What in the A Fall from Grace is this?! A Georgia pastor and his first lady have been arrested and charged for false imprisonment after holding eight people locked up in their basement, reported NBC. The Griffin Police Department said Curtis Keith Bankston and Sophia Simm-Bankston were running an ‘unlicensed group home’ in their house under the disguise of a church program named ‘One Step of Faith 2nd Chance.’
Per the One Step of Faith Ministries website, Pastor Bankston is dedicated to giving back to the community by feeding the hungry, housing the homeless and clothing the naked. His wife’s mission is to help homeless get off the street and back into the workforce. Maybe they had good intentions?
Griffin Fire last week responded to a call about someone having a seizure at the home and noticed a deadbolt on the basement door, according to police. Crews had to climb through a window to reach the patient.
Investigators determined the people in the basement, all with mental or physical disabilities, or both, were “essentially imprisoned against their will, which created an extreme hazard as the individuals could not exit the residence if there were an emergency,” police said.
The Bankstons controlled the finances, medications and public benefits of the people they were keeping in the basement and had sometimes denied them their medications and medical care, according to police.

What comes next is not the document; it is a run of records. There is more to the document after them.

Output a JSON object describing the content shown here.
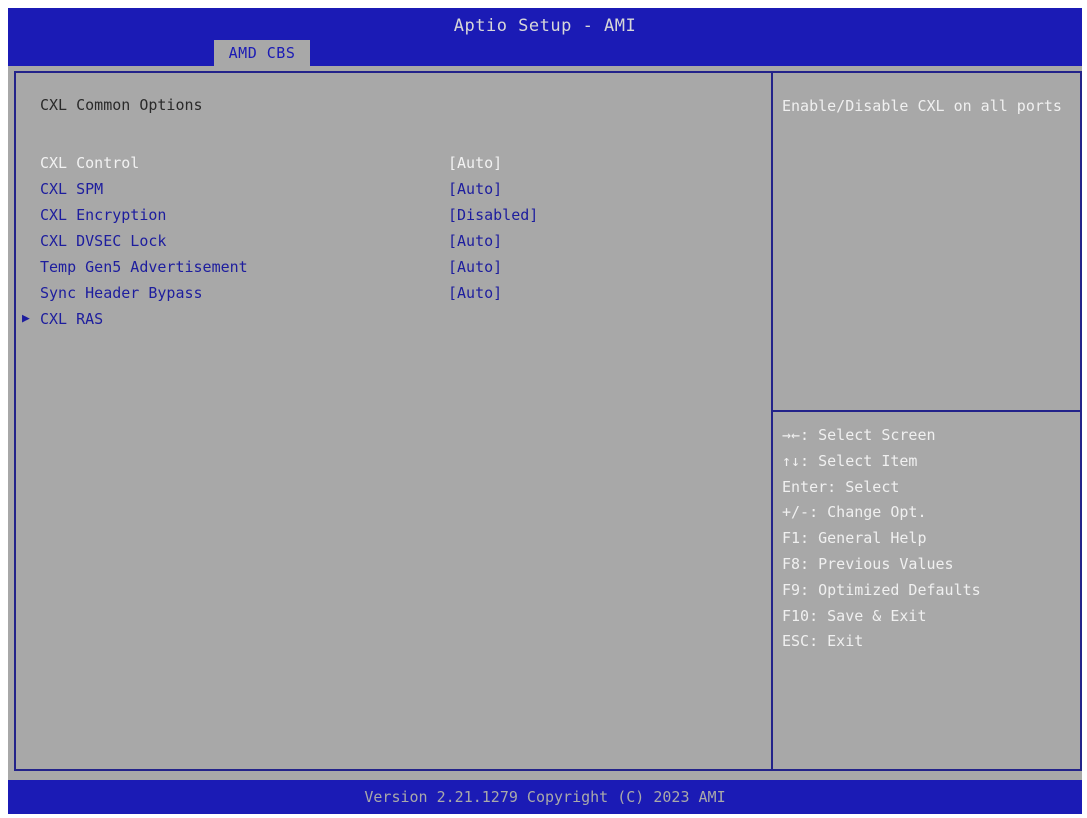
{
  "header": {
    "title": "Aptio Setup - AMI",
    "tab": "AMD CBS"
  },
  "main": {
    "section_title": "CXL Common Options",
    "items": [
      {
        "label": "CXL Control",
        "value": "[Auto]",
        "selected": true
      },
      {
        "label": "CXL SPM",
        "value": "[Auto]"
      },
      {
        "label": "CXL Encryption",
        "value": "[Disabled]"
      },
      {
        "label": "CXL DVSEC Lock",
        "value": "[Auto]"
      },
      {
        "label": "Temp Gen5 Advertisement",
        "value": "[Auto]"
      },
      {
        "label": "Sync Header Bypass",
        "value": "[Auto]"
      },
      {
        "label": "CXL RAS",
        "submenu": true,
        "arrow": "▶"
      }
    ]
  },
  "help": {
    "text": "Enable/Disable CXL on all ports",
    "keys": [
      "→←: Select Screen",
      "↑↓: Select Item",
      "Enter: Select",
      "+/-: Change Opt.",
      "F1: General Help",
      "F8: Previous Values",
      "F9: Optimized Defaults",
      "F10: Save & Exit",
      "ESC: Exit"
    ]
  },
  "footer": {
    "version": "Version 2.21.1279 Copyright (C) 2023 AMI"
  }
}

NBC reported the people held captive were between the ages of 25 and 65, five of them being wards of the state. They have been placed into housing by the Georgia Department of Human Services. “It is both frightening and disgusting to see the degree to which these individuals have been taken advantage of by people who were in a position of trust,” said the police via NBC.

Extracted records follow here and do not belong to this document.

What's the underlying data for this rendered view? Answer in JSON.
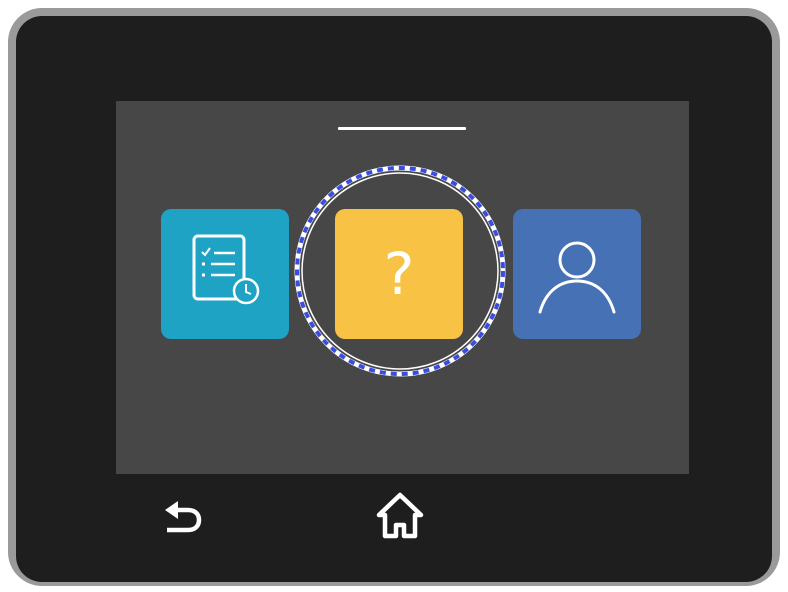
{
  "screen": {
    "page_indicator": "current-page",
    "focused_tile": "help",
    "tiles": [
      {
        "id": "jobs",
        "icon": "job-list-clock-icon",
        "color": "#1ea3c4"
      },
      {
        "id": "help",
        "icon": "question-mark-icon",
        "glyph": "?",
        "color": "#f8c244"
      },
      {
        "id": "account",
        "icon": "user-profile-icon",
        "color": "#4671b4"
      }
    ],
    "focus_ring_color": "#3b4de0"
  },
  "navigation": {
    "back_icon": "back-arrow-icon",
    "home_icon": "home-icon"
  },
  "colors": {
    "screen_background": "#474748",
    "bezel": "#1e1e1e",
    "frame": "#9a9a9a"
  }
}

Bankston’s attorney Dexter Wimbish said the police misunderstood the situation, according to NBC. “First, One Step of Faith 2nd Chance Ministries has not been operating a group home but a Christian Ministry that supplies room and board to individuals who have oftentimes been homeless or wards of the state,” Wimbish said via NBC. Wimbish also claimed everyone was free to come and go as they pleased and admitted the Bankstons did not have legal permissions to use their home for this operation.

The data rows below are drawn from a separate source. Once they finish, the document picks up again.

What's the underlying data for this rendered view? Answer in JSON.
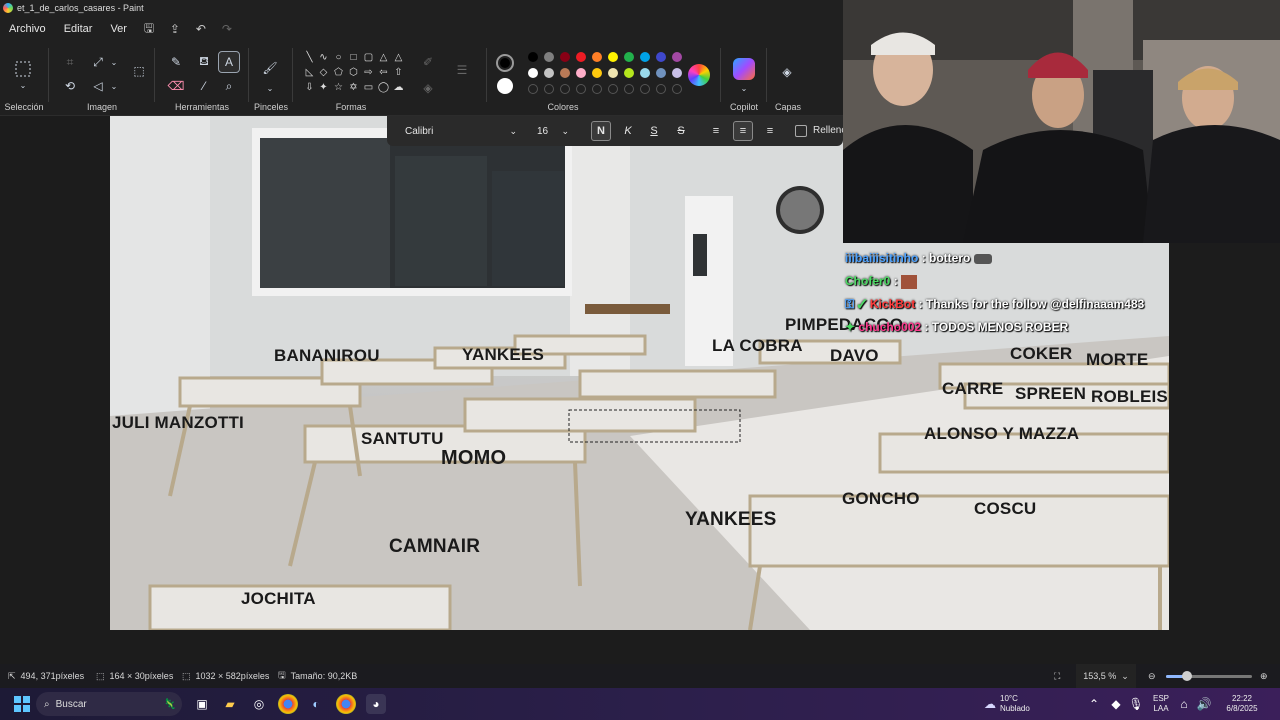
{
  "window": {
    "title": "et_1_de_carlos_casares - Paint"
  },
  "menu": {
    "file": "Archivo",
    "edit": "Editar",
    "view": "Ver"
  },
  "ribbon": {
    "groups": {
      "selection": "Selección",
      "image": "Imagen",
      "tools": "Herramientas",
      "brushes": "Pinceles",
      "shapes": "Formas",
      "colors": "Colores",
      "copilot": "Copilot",
      "layers": "Capas"
    },
    "palette_row1": [
      "#000000",
      "#7f7f7f",
      "#880015",
      "#ed1c24",
      "#ff7f27",
      "#fff200",
      "#22b14c",
      "#00a2e8",
      "#3f48cc",
      "#a349a4"
    ],
    "palette_row2": [
      "#ffffff",
      "#c3c3c3",
      "#b97a57",
      "#ffaec9",
      "#ffc90e",
      "#efe4b0",
      "#b5e61d",
      "#99d9ea",
      "#7092be",
      "#c8bfe7"
    ],
    "color1": "#000000",
    "color2": "#ffffff"
  },
  "text_toolbar": {
    "font": "Calibri",
    "size": "16",
    "bold": "N",
    "italic": "K",
    "underline": "S",
    "strike": "S",
    "fill_label": "Relleno"
  },
  "canvas_labels": [
    "BANANIROU",
    "YANKEES",
    "LA COBRA",
    "PIMPEDACGO",
    "DAVO",
    "COKER",
    "MORTE",
    "CARRE",
    "SPREEN",
    "ROBLEIS",
    "JULI MANZOTTI",
    "SANTUTU",
    "MOMO",
    "ALONSO Y MAZZA",
    "GONCHO",
    "COSCU",
    "YANKEES",
    "CAMNAIR",
    "JOCHITA"
  ],
  "chat": [
    {
      "user": "iiibaiiisitinho",
      "user_color": "#4fa3ff",
      "text": ": bottero"
    },
    {
      "user": "Chofer0",
      "user_color": "#4cd964",
      "text": ":"
    },
    {
      "user": "KickBot",
      "user_color": "#ff3b3b",
      "text": ": Thanks for the follow @delfinaaam483"
    },
    {
      "user": "chucho002",
      "user_color": "#ff3b8f",
      "text": ": TODOS MENOS ROBER"
    }
  ],
  "status": {
    "cursor": "494, 371píxeles",
    "selection": "164 × 30píxeles",
    "canvas_size": "1032 × 582píxeles",
    "file_size": "Tamaño: 90,2KB",
    "zoom": "153,5 %"
  },
  "taskbar": {
    "search_placeholder": "Buscar",
    "weather_temp": "10°C",
    "weather_desc": "Nublado",
    "lang_top": "ESP",
    "lang_bottom": "LAA",
    "time": "22:22",
    "date": "6/8/2025"
  }
}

“You’re not talking about somebody profiting off of the backs of the poor, you’re talking about somebody who’s actually doing what God commanded us to do—go out into the byways and the highways, spread his message, and feed individuals and clothe individuals. He’s doing what his God has called him to do,” Wimbish said.
“We’re going to fight it with everything that we have,” Wimbish said of the charges. “There is no intention to have a plea. They have not done anything wrong. Their community is standing behind them. Their family’s standing behind them.”
NBC reported the Bankstons will most likely face additional charges. It feels like there were other, legal and safer alternatives to helping the needy than these. What will be telling is the testimonies from the people who were saved.